Popülizm ve Toplumun Temsili: Kitlelerin Politik Duygularını Moscovici Üzerinden Okumak
Serge Moscovici'nin sosyal temsiller kuramı, bireylerin ve grupların dünyayı anlamlandırma biçimlerini incelemekle kalmaz; aynı zamanda modern demokrasilerde kolektif bilincin nasıl biçimlendiğine dair güçlü ipuçları sunar. Bu kuramdan hareketle, çağdaş siyasette popülizmin yükselişi, yalnızca ekonomik ya da kurumsal krizlerin değil, aynı zamanda kolektif hayal gücü ve ortak temsillerin yeniden yapılandırılmasının bir sonucu olarak da okunabilir.
Popülizm, toplumun “gerçek sesi”ni temsil ettiğini iddia ederken, aslında irrasyonel ve duygusal tepkileri siyasallaştıran bir anlatı inşa eder. Moscovici’ye göre sosyal temsiller, bilimsel bilgiye alternatif olan “ortak bilgi sistemleri”dir ve bu sistemler, karmaşık gerçeklikleri daha anlaşılır hale getirirken çoğu zaman indirgemeci, sembolik ve duygusal öğelerle donatılmıştır. Popülist söylem de bu bağlamda, halkın karmaşık sosyoekonomik problemlerini basit dikotomiler üzerinden yeniden temsil eder: halk vs. elitler, biz vs. onlar, içerisi vs. dışarısı.
Bu temsillerin kolektif bellekte kazandığı güç, temsili demokrasilerin rasyonel-kurumsal işleyişini zorlar. Popülist lider, halkın doğrudan iradesinin kişileşmiş ifadesi olarak sahneye çıkar. Bu ise temsil fikrinin Rousseaucu bir yorumuna dayanır: halk doğrudan konuşur, aracı kurumlara gerek yoktur. Oysa modern temsilin temeli Weberyen anlamda kurumsal rasyonalite ve hukuki-bürokratik işlektir. Popülizm, bu kurumsallığı "elit çıkarların uzantısı" olarak reddederek irrasyonel olanı meşrulaştırır.
Bu çerçevede, Muscovici'nin sosyal psikolojiye kazandırdığı "minör grup" ve "çoğunlukla çatışan görüş" kavramları da değerlidir. Popülizm, kendisini çoğunluğun sesi olarak sunarken, aslında alternatif temsil sistemlerini bastırır. Bu durum, demokrasinin çoğulculuk ilkesiyle çelişen bir hegemonik temsil krizi yaratır. Karizmatik lider figürü, Muscovici’nin deyimiyle, toplumsal temsilleri yeniden kuran ama aynı zamanda onları manipüle eden bir "temsili aktör"e dönüşür.

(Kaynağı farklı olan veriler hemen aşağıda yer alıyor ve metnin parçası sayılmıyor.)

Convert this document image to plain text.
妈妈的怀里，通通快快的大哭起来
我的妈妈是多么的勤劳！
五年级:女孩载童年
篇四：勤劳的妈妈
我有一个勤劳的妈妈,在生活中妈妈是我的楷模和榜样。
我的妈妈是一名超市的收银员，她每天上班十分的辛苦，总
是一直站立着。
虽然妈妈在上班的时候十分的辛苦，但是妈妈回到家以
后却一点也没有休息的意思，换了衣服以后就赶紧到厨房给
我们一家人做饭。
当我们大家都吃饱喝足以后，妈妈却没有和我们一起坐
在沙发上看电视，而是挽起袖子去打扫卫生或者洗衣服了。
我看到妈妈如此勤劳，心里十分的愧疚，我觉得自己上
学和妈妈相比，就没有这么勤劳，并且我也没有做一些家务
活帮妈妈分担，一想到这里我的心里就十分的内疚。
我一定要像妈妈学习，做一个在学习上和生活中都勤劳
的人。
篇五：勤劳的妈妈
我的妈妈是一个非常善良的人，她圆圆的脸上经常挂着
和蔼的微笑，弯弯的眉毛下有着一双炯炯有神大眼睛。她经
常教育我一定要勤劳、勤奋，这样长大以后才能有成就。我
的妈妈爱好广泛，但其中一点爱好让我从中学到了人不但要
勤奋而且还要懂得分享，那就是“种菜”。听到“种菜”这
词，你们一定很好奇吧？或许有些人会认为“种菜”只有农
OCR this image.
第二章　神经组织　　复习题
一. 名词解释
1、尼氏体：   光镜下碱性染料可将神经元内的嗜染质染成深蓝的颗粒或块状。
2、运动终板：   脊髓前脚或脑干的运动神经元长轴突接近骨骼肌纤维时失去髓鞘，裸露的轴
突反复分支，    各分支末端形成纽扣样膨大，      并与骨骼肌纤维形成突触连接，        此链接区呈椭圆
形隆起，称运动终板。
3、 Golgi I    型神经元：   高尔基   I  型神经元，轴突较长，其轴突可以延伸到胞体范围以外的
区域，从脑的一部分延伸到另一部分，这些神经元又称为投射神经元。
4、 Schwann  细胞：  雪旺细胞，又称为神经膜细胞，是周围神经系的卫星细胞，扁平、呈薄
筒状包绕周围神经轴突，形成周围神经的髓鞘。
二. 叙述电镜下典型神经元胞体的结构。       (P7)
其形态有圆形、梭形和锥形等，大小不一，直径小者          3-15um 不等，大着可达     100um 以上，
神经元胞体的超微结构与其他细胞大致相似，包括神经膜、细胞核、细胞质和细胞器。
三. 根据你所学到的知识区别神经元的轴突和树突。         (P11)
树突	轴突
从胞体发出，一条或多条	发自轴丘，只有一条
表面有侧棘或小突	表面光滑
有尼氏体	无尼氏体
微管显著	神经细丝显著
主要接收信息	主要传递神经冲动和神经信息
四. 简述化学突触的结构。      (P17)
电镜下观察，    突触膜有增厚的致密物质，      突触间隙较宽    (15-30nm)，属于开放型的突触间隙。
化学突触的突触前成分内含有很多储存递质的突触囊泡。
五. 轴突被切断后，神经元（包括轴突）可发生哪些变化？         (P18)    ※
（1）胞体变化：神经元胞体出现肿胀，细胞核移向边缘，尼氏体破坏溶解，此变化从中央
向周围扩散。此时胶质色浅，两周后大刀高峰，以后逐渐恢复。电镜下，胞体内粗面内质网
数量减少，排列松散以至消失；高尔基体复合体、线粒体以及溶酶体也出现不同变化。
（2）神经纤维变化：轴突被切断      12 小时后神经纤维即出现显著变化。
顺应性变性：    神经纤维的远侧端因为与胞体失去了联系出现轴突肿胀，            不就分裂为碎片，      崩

Ayrıca, duyguların siyasal alandaki artan etkisi, karar alma süreçlerini rasyonel müzakereden çıkararak, kolektif korkular ve umutlar etrafında mobilize olmuş bir "duygular demokrasisine" yol açar. Bu durum, özellikle kriz dönemlerinde popülizmin ivmesini artırır; çünkü irrasyonel olan, artık sadece bastırılan değil, bizzat siyasetin merkezinde meşruiyet kazanan bir unsur haline gelir.
Sonuç olarak, Muscovici'nin sosyal temsiller yaklaşımı, popülizmin yükselişini yalnızca bir siyasal strateji olarak değil, aynı zamanda kolektif bilinç düzeyinde gerçekleşen bir dönüşüm olarak okuma imkânı sunar. Bu dönüşüm, temsili demokrasilerin epistemolojik zemininde ciddi çatlaklar oluşturmakta, halk egemenliği ile kurumsal temsiliyet arasındaki gerilimi derinleştirmektedir.